By 2014, the station was moved from the VIC to Dickinson Center, New York – approximately 24 miles northwest of its original location. The belief that most of the owls migrate along the St. Lawrence River Valley, and avoid the rough terrain of the Adirondacks, spurred the move. It wasn’t long before that theory was confirmed. During the three years the station was at the VIC, 103 owls were captured and during the next two years, at the new location, an additional 147 owls were banded. We caught a record 81 owls during the 2015 season and are hoping to add to the record this fall.
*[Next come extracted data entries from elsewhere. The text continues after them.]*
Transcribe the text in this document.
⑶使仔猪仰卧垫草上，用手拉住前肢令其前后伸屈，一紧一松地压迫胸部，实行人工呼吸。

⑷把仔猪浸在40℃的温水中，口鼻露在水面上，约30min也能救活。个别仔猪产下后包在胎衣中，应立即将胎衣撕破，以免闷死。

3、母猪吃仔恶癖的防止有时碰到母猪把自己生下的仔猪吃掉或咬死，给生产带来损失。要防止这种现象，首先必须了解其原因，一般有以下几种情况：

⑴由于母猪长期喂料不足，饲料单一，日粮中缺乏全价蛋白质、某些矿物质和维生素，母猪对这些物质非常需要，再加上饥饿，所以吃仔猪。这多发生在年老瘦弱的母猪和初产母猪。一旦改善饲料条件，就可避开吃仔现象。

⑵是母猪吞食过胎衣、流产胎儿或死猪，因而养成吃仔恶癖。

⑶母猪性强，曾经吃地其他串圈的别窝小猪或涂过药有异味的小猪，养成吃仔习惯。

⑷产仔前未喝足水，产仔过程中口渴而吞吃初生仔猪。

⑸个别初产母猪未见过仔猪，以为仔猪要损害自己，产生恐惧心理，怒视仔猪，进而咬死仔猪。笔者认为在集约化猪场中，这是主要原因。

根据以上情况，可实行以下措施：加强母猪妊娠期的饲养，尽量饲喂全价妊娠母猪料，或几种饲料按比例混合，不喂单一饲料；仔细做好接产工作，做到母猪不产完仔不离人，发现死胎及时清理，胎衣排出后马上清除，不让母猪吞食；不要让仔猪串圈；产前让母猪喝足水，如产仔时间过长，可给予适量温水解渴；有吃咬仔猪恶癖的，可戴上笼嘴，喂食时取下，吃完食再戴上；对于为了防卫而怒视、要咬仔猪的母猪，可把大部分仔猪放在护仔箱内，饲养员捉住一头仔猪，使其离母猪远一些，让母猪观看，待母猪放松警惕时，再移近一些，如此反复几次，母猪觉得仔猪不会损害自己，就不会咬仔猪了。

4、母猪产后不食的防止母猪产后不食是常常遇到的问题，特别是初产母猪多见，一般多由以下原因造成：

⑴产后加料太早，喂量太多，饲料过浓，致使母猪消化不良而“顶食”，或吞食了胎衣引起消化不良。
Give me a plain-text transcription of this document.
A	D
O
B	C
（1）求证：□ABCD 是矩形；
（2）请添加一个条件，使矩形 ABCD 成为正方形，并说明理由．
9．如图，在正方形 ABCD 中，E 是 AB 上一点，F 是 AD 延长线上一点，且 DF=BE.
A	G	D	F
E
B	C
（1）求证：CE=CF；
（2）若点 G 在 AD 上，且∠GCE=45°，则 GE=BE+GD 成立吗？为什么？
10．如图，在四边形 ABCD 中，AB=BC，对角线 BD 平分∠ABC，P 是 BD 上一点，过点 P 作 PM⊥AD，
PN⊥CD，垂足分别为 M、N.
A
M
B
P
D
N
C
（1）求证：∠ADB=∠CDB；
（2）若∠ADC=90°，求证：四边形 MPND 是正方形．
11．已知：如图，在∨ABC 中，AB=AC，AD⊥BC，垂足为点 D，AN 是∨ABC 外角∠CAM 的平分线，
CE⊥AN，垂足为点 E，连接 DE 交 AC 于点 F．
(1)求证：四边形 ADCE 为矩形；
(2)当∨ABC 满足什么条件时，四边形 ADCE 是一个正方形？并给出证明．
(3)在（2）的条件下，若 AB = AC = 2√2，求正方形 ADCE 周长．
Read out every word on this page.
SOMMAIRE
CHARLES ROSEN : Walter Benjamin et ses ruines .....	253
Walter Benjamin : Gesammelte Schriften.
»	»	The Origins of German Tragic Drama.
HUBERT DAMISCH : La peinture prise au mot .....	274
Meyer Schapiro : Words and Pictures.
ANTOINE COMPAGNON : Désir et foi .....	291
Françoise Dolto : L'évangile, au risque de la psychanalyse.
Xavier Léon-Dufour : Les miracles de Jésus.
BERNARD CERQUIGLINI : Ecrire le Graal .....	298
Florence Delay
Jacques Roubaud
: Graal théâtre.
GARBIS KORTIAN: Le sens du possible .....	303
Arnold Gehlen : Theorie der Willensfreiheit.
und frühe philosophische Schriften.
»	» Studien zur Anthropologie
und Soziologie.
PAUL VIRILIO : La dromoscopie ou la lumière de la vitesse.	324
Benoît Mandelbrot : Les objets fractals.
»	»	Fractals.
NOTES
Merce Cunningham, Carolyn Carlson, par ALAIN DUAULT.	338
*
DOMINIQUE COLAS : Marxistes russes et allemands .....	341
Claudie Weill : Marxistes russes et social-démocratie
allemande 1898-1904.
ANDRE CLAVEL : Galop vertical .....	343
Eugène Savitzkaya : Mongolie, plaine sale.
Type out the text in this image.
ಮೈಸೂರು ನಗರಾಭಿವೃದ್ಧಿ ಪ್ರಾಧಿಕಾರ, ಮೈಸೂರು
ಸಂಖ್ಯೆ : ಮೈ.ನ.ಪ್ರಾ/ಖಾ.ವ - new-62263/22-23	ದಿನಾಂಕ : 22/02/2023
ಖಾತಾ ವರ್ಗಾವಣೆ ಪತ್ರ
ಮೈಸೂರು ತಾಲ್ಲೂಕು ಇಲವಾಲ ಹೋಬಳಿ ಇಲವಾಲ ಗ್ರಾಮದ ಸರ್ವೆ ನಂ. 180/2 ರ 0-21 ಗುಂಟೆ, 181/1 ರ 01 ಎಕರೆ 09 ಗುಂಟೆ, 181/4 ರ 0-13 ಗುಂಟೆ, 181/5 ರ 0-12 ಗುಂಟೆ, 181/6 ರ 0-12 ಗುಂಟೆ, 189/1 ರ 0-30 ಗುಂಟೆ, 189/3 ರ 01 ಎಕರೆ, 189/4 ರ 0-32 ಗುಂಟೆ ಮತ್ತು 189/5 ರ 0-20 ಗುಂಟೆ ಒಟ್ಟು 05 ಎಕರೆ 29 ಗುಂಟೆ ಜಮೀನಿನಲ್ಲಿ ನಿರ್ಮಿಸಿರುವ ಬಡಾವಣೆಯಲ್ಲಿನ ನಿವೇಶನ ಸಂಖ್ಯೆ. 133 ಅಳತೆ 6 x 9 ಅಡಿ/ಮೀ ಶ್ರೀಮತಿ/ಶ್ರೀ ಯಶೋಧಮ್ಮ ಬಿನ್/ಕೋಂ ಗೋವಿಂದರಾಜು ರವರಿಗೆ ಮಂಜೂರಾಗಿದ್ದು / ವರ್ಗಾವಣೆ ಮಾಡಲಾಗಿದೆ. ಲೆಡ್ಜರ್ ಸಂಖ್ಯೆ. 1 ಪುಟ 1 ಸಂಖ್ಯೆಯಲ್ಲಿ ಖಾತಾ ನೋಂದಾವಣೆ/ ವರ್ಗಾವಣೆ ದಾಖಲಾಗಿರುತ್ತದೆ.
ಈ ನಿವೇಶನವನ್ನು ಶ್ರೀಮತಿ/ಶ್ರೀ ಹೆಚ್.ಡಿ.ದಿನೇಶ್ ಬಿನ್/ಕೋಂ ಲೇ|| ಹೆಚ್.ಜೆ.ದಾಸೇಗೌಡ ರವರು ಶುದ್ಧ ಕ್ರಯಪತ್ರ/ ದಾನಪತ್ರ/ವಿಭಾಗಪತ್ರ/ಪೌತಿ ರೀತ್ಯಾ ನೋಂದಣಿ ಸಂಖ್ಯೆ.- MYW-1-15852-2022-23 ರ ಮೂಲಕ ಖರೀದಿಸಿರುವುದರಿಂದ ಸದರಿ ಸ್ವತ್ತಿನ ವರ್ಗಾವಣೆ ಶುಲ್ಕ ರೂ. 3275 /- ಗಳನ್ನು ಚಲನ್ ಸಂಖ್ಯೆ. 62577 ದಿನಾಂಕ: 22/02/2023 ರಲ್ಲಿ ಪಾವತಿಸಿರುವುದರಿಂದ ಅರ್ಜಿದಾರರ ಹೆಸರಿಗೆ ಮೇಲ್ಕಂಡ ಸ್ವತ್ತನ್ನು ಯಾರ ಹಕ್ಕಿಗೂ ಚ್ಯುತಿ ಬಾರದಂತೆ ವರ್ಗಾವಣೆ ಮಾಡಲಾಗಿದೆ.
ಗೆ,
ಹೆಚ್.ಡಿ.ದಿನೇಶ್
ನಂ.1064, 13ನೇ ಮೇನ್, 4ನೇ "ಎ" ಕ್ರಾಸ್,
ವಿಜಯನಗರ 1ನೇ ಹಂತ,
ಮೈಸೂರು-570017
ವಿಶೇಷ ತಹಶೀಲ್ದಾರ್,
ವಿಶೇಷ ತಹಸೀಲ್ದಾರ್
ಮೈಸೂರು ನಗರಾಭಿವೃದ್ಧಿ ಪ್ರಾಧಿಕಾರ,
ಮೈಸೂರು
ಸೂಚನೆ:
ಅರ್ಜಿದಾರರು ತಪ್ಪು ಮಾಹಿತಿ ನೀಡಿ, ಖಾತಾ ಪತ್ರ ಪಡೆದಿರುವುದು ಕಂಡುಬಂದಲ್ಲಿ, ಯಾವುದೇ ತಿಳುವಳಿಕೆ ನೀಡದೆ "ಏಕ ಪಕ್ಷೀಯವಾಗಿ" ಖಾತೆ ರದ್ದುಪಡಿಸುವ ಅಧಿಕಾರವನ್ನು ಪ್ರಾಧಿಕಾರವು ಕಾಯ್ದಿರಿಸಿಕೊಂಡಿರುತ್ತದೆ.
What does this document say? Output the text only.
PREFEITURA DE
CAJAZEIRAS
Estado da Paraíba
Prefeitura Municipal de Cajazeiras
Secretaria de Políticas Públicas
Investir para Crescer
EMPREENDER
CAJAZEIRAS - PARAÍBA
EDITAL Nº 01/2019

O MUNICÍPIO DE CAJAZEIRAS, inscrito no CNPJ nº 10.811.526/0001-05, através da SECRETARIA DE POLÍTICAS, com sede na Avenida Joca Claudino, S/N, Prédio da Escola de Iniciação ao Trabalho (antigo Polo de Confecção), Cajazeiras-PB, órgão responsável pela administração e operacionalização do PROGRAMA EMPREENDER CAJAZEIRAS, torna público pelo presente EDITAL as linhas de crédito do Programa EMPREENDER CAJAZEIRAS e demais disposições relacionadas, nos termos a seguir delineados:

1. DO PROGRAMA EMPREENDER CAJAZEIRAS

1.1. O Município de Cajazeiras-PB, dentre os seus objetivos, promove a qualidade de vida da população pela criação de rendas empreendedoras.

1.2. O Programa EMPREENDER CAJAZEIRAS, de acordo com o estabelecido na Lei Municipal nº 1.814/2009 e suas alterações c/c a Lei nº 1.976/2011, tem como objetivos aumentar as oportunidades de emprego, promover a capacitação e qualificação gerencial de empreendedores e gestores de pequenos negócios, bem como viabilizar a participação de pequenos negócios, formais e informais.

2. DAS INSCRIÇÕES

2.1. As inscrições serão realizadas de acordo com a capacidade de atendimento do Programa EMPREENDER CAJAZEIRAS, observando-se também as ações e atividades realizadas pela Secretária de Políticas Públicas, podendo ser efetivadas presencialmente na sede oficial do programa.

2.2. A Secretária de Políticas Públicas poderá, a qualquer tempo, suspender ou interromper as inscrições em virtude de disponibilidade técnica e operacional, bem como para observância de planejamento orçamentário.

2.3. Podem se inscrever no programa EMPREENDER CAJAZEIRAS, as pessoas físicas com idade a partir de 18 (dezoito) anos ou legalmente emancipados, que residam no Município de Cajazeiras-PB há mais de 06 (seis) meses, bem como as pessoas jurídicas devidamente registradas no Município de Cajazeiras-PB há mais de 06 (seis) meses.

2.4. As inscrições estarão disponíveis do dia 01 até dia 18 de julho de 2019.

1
The station is operated by Mark Manske, the owner of Adirondack Raptors, and adjunct professor on campus. He is always looking for volunteers for the next banding season. If you are interested in participating in the station next fall contact Mark through his college e-mail (mmanske@paulsmiths.edu).

Bio

Mark Manske established Adirondack Raptor Inc. in 2008 and is the sole owner of the company. He was a public school educator for 27 years, a wildlife rehabilitator from 1994 through 2002, a master falconer since 2003, a master raptor bander since 1988, and a licensed nuisance wildlife control agent from 2008 through 2012. He has also been adjunct professor at Paul Smith’s College since 2007. Mark has published stories in his column in the EMBARK, a periodical that is published every other month by the Adirondack Daily Enterprise in Saranac Lake. He has published several articles on birds of prey in scientific journals through the years. Mark trained under the tutelage of Drs. Frederick and Frances Hamerstrom (graduate students of Aldo Leopold and world renowned biologists) in the early 1980s at the University of Wisconsin at Stevens Point.